During the reign of Rome, cheese was used as everyday food by both rich and poor, with cheese making becoming a certified art that was praised by food lovers. Historian records from that time remain today, describing ancient ways of making many types of cheese that were made all over the Roman Empire. Sadly after the fall of Roman Empire, trade routes all around the Europe collapsed, preventing easy sharing of information and goods, bringing back cheese making into a highly competitive local production. This made cheeses from individual countries many more diverse, with France, Italy and England leading the way with between 400 and 700 cheese types each. Many of today’s popular cheeses were made before the arrival of Renaissance and establishment of new trading routes – Cheddar around 1200 and Parmesan in late 1590s. Many other came in 17th and 18th century.

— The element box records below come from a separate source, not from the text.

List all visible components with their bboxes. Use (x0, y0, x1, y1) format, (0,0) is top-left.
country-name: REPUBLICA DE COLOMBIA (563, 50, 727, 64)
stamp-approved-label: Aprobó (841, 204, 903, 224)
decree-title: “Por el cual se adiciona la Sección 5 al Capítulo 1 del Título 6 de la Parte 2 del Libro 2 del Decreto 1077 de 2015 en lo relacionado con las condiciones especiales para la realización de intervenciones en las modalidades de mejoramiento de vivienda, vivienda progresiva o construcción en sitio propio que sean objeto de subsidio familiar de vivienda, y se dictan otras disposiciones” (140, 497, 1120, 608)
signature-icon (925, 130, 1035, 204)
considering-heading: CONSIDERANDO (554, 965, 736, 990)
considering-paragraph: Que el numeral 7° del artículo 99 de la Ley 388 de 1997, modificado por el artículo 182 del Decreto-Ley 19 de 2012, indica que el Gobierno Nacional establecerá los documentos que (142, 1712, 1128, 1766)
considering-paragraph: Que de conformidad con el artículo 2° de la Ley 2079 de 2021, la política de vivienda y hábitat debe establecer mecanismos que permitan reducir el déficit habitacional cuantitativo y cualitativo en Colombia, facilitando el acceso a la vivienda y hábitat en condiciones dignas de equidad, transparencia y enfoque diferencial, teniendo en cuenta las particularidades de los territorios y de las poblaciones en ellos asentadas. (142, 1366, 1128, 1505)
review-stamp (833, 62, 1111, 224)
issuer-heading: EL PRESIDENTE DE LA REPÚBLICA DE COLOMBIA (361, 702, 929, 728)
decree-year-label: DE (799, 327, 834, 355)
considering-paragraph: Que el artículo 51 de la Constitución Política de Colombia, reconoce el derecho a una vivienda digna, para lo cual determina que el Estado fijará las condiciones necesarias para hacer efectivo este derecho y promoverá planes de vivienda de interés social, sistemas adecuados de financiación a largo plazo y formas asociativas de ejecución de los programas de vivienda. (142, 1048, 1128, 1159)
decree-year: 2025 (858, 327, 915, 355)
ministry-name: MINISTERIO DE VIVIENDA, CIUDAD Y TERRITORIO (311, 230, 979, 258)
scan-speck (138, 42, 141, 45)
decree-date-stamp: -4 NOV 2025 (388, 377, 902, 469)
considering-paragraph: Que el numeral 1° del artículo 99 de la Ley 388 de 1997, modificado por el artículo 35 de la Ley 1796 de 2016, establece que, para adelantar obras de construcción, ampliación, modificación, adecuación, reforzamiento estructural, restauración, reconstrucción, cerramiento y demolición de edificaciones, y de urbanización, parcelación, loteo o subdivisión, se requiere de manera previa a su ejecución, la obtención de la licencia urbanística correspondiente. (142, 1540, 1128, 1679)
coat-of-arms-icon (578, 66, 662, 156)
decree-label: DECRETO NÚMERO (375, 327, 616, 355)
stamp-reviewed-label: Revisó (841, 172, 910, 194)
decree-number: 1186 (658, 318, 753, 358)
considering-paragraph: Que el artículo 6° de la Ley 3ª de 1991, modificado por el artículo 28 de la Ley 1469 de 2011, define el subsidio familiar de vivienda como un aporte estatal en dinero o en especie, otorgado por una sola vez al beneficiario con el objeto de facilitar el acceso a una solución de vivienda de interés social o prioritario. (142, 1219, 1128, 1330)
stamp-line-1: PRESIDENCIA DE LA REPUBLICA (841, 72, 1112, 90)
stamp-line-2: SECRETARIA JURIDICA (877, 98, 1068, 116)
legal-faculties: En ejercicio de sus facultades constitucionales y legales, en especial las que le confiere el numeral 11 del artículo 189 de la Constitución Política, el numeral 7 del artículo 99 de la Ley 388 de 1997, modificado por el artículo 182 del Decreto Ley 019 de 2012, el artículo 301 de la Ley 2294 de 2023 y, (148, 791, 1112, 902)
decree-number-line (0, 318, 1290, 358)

With the arrival of Renaissance and advanced in naval travel, cheese exited the shores of Europe and spread all around the world. Many Asian cultures never heard of Cheese before (not counting India, which had long history with cheese), and same was the case with Americas. Organized production of cheese arrived in Europe in 1815 with the establishment of first cheese factory in Switzerland, but mass success was found only after dairy farmer Jesse Williams formed assembly line cheese factory in USA in 1851. Just decades later, cheese production exploded in North America, with factories surpassing home production by the time of WW2.
In modern times, factory production of cheese vastly surpasses home production, although many most respected cheeses are made using centuries old recipes that require careful manual handling of all cheese making processes.